10 people indicted in foreign student exploitation case

Ten people have been indicted for their alleged involvement in a scheme in which foreign students were tricked into coming to Taiwan before being forced to work as cheap labor for local factories, according to the Taiwan Changhua District Prosecutors Office on Friday.

In January, The Reporter, a Taipei-based independent news outlet, ran a story on 16 Ugandan students enrolled at Chung Chou University of Science and Technology (CCUT) in Changhua County in 2019, who were sent to factories to work as “interns” for long hours with low pay.

The report said the students could not refuse to work because they had run up huge tuition fee debts owed to the school.

According to a statement issued by the prosecutors office, three defendants, Lan (藍), Chai (柴) and Lin (林), are accused of falsely claiming to provide high-value scholarships and high-tech industry internships, deceiving 16 Ugandan students into studying at CCUT in November 2019.

Chai was reportedly CCUT’s dean of student affairs at that time.

The students were then made to do labor-intensive work in factories in Miaoli County through a manpower agency broker surnamed Chen (陳) to pay off NT$100,700 (US$3,157.90) in travel expenses and over NT$60,000 in tuition and miscellaneous school fees per semester.

In August, Tu Jung-hui (涂榮輝), deputy head of Miaoli County’s Labor and Youth Development Department, and two of the department’s staff members, including one surnamed Liao (廖), were detained after a search of the department by personnel from the prosecutors office and the Ministry of Justice Investigation Bureau’s Taichung Office.

The Labor and Youth Development Department was suspected of helping to cover up the manpower agency’s repeated labor violations by not issuing fines.

The prosecutors office said that in order to protect the factories that employed the Ugandan students from being investigated, Chen entrusted an intermediary surnamed Hsu (徐) to wine and dine Liao, breaching the ethics and duties of a civil servant.

In addition, another defendant from CCUT, surnamed Lee (李), and a former National Immigration Agency (NIA) deputy captain, who ran a NIA shelter in Nantou County, were both charged.

Lee had requested the then-deputy captain, surnamed Liu (劉), to provide the whereabouts of a Ugandan student.

The incident is regarded as an unlawful disclosure of privacy, according to the prosecutors office.

The 10 defendants were charged with various crimes, such as violating human trafficking laws, committing corruption, breaching the personal information protection law, and falsifying documents by public servants, the prosecutor’s office said.

Furthermore, prosecutors have applied to the court to confiscate over NT$2.448 million related to the student scheme which were obtained by Chai, Lan, Lin and Chen.

According to Collines Mugisha, one of the 16 Ugandan students who came to Taiwan in 2019 to study at CCUT, he used to work over 10 hours a day until he transferred to Providence University in Taichung last year.
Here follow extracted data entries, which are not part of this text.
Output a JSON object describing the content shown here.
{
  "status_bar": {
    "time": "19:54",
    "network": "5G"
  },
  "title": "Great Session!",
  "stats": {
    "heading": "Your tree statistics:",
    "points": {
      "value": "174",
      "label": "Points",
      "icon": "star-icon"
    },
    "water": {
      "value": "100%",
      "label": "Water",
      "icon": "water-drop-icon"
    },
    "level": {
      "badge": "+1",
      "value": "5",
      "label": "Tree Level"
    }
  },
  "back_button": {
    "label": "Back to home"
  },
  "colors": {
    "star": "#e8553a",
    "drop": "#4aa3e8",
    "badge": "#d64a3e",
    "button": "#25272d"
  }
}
Mugisha, who originally hoped to study intelligent automation engineering, said he had worked as a computer numerical control (CNC) machine operator and a construction site worker, as well as a logistics company worker, for about two years while at CCUT.

Even at school, he could barely understand anything that was taught in class because all courses were mainly taught in Chinese, Mugisha added.

“I was tortured both physically and psychologically,” said Mugisha, adding he was “very disappointed” that he was unable to receive the quality education that CCUT staff who traveled to Uganda to recruit students had promised.